The writers didn’t call 911 directly — that would be filing a false police report. So they found someone else to do it for them.
“They called from a pay phone (pre cell era) to a local TV news station and reported a woman had been run over by a car in a fatal hit & run accident,” Miley said. “The TV station called 911 but apparently gave the caller a load of shit for calling the TV station first and not 911. The TV station then sent a crew to check out the story and arrived at about the same time of the first responders.”
“The tech crew (my crew) did not know they placed the call so our camera guys are getting all this footage of the rescue and police and media showing up and we have no idea why,” Miley said. “[Police] begin to question us and meanwhile Bobbi and the rest of the cast have kind of disappeared from sight. Cops ask us what we are doing and we tell them we are shooting scenes for a movie.”

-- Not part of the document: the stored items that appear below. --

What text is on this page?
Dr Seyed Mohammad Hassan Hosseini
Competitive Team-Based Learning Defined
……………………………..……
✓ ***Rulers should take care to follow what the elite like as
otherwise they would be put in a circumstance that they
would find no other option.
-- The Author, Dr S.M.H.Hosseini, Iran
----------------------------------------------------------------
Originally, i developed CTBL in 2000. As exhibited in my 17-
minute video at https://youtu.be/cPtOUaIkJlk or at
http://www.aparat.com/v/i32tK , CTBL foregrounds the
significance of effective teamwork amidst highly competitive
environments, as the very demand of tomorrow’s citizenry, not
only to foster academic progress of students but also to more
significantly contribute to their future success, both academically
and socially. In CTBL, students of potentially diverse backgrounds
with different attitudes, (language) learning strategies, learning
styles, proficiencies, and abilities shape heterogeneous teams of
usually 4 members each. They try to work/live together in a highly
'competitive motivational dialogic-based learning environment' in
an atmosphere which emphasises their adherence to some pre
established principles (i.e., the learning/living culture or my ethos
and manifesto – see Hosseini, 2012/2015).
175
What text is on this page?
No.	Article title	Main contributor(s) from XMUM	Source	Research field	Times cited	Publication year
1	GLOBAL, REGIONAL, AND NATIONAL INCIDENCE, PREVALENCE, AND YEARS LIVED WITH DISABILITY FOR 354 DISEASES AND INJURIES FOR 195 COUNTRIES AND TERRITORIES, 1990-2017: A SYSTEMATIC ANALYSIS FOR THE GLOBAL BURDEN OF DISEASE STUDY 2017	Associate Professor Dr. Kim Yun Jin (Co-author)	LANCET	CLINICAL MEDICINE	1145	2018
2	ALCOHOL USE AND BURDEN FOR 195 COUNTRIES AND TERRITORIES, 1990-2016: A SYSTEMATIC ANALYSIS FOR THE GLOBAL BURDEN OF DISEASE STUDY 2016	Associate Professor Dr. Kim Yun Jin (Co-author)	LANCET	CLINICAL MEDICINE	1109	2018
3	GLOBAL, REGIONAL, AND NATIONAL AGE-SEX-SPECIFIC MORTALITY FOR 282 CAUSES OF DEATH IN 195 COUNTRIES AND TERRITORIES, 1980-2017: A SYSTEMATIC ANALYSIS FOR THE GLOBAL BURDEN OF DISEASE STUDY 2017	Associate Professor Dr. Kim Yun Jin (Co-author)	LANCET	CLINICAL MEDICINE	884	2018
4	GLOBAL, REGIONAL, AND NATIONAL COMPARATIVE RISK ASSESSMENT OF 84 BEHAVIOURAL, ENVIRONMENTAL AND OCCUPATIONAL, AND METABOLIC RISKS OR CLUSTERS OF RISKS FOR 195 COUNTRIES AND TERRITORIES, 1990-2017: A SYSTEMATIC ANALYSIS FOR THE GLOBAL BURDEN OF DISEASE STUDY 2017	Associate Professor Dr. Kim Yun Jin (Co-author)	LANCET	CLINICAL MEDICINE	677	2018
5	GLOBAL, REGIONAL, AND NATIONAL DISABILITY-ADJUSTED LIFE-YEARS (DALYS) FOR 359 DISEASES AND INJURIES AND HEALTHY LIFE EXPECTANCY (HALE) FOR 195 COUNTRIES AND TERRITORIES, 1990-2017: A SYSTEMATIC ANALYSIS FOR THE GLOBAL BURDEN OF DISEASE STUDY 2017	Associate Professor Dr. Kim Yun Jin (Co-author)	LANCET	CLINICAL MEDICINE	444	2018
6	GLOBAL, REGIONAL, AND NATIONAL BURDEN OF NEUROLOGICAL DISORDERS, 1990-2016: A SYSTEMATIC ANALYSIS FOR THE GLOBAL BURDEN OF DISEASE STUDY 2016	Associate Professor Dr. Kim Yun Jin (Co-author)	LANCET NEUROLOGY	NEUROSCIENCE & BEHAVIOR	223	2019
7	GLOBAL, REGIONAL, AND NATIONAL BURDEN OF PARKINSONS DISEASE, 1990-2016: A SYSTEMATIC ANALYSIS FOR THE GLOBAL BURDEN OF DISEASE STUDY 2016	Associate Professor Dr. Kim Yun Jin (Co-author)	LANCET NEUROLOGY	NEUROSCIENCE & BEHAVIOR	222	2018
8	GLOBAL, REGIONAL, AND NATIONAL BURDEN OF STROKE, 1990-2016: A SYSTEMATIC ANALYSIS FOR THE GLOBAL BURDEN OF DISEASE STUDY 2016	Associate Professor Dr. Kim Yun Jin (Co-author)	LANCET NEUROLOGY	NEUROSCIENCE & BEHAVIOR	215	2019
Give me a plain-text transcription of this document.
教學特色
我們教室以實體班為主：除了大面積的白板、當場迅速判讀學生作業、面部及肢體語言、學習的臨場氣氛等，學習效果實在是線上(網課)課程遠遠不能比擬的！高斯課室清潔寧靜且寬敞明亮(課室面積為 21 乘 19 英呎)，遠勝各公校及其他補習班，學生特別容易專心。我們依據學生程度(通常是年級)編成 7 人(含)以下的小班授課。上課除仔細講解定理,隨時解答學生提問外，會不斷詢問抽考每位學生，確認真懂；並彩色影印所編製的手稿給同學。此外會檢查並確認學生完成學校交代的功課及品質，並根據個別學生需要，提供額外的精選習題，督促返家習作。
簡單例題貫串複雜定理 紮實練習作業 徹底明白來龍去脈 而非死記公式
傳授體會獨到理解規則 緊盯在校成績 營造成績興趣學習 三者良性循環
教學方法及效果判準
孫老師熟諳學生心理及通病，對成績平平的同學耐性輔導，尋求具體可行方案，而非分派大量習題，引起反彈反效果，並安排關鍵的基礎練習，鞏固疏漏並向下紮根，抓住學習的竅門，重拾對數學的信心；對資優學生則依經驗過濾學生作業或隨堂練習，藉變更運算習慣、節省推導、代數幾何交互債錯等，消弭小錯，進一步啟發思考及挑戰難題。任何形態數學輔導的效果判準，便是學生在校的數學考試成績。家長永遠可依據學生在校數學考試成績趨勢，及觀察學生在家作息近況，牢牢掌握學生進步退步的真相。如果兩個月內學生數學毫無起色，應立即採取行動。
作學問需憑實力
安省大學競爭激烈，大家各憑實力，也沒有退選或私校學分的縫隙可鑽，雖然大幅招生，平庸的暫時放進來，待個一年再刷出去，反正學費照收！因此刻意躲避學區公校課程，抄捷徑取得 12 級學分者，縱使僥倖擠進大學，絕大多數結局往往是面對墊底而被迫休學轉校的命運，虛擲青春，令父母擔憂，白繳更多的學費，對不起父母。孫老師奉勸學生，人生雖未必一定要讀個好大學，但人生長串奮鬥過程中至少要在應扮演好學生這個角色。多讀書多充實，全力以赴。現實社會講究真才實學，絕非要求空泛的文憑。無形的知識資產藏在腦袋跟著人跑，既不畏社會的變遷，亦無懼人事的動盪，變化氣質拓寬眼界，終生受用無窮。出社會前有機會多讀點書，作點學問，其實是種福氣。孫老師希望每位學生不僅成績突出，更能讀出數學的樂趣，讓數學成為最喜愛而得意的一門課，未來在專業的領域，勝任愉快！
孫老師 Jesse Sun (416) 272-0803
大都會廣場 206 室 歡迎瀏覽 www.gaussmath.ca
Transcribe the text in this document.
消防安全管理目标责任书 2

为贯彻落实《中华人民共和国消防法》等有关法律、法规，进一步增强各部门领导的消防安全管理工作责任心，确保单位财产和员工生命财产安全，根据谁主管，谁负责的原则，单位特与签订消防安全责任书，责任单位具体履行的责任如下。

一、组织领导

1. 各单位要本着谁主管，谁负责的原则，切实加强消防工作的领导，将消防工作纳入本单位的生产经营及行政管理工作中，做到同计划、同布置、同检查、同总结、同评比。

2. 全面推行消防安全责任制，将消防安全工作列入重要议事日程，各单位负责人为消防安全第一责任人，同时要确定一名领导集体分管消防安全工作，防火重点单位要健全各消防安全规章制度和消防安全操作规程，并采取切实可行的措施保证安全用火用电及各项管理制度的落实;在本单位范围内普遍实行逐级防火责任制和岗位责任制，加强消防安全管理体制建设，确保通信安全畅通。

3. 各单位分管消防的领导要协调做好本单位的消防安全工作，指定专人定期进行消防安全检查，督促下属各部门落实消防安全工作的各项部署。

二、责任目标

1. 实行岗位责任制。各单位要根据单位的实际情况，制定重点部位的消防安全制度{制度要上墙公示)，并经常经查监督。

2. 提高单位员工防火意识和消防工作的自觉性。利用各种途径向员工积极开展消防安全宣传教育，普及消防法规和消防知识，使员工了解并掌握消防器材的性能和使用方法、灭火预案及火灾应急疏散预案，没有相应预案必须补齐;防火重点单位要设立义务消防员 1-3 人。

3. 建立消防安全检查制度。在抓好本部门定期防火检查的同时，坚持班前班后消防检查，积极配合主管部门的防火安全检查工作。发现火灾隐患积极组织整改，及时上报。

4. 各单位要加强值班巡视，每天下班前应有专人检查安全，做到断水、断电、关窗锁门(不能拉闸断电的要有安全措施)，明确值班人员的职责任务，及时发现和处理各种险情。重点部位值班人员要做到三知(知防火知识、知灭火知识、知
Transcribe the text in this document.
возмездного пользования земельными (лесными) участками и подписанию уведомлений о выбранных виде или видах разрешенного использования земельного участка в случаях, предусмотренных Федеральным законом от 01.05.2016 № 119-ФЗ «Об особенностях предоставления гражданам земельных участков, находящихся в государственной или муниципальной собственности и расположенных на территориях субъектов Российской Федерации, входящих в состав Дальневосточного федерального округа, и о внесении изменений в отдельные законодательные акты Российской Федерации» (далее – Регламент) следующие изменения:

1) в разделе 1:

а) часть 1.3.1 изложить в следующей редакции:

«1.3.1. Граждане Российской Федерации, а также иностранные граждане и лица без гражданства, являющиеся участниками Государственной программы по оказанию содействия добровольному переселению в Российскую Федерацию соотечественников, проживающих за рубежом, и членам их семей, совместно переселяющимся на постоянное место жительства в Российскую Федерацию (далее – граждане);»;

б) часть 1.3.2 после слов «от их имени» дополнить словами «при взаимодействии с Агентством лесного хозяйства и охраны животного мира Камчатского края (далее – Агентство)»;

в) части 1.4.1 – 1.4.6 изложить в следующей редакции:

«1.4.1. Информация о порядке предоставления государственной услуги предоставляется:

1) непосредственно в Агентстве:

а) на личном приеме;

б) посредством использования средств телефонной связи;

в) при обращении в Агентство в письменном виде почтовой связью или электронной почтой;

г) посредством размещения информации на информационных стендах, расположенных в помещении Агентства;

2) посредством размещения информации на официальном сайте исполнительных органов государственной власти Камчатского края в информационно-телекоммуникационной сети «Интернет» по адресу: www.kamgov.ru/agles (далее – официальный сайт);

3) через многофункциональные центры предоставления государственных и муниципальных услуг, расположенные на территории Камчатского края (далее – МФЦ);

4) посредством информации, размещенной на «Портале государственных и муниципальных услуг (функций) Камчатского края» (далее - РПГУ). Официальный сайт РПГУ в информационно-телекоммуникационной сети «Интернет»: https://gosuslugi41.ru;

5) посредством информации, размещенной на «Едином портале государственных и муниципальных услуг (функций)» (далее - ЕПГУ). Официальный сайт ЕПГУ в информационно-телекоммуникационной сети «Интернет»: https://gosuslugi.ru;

I’m not surprised the TV station were shitty at the time — and you can even hear some exasperation in Heavy Metal Massacre in the background audio when police start asking questions. It’s complete chaos, which suits Heavy Metal Massacre perfectly since so little of it was planned or thought out.
“In all there were probably 3-5 location shooting days … all of which were shambolic,” Miley said. “The editing process with them was also a shambles because the writers and directors had no concept of how even a shitbox like this should be edited together! I’m pretty sure the intent of the video was to look low budget. But because I don’t think they really had a firm grasp of what they were doing with regards to writing, scripting, shooting and editing and the money needed to even make a shitty movie they arrived at this ultra low budget by pure accident … they were shooting for something more polished but when they got into the editing they realised they didn’t really have enough of anything.”
Despite all of it, Miley says the experience provided plenty of entertainment. I can understand why: Heavy Metal Massacre is a true tragedy. A horrific piece of cinema, but one that is so genuinely terrible that it’s impossible not to laugh. So it’s good to know that Miley and the crew enjoyed the experience, too.
I asked them whether they kept in touch with other members of the crew, and whether anyone from Heavy Metal Massacre went on to better things. While Miley said they are still in contact with a few people, he had doubts about people’s aspirations beyond Heavy Metal Massacre.
“I’d be shocked if anyone on the cast was ever in another movie!”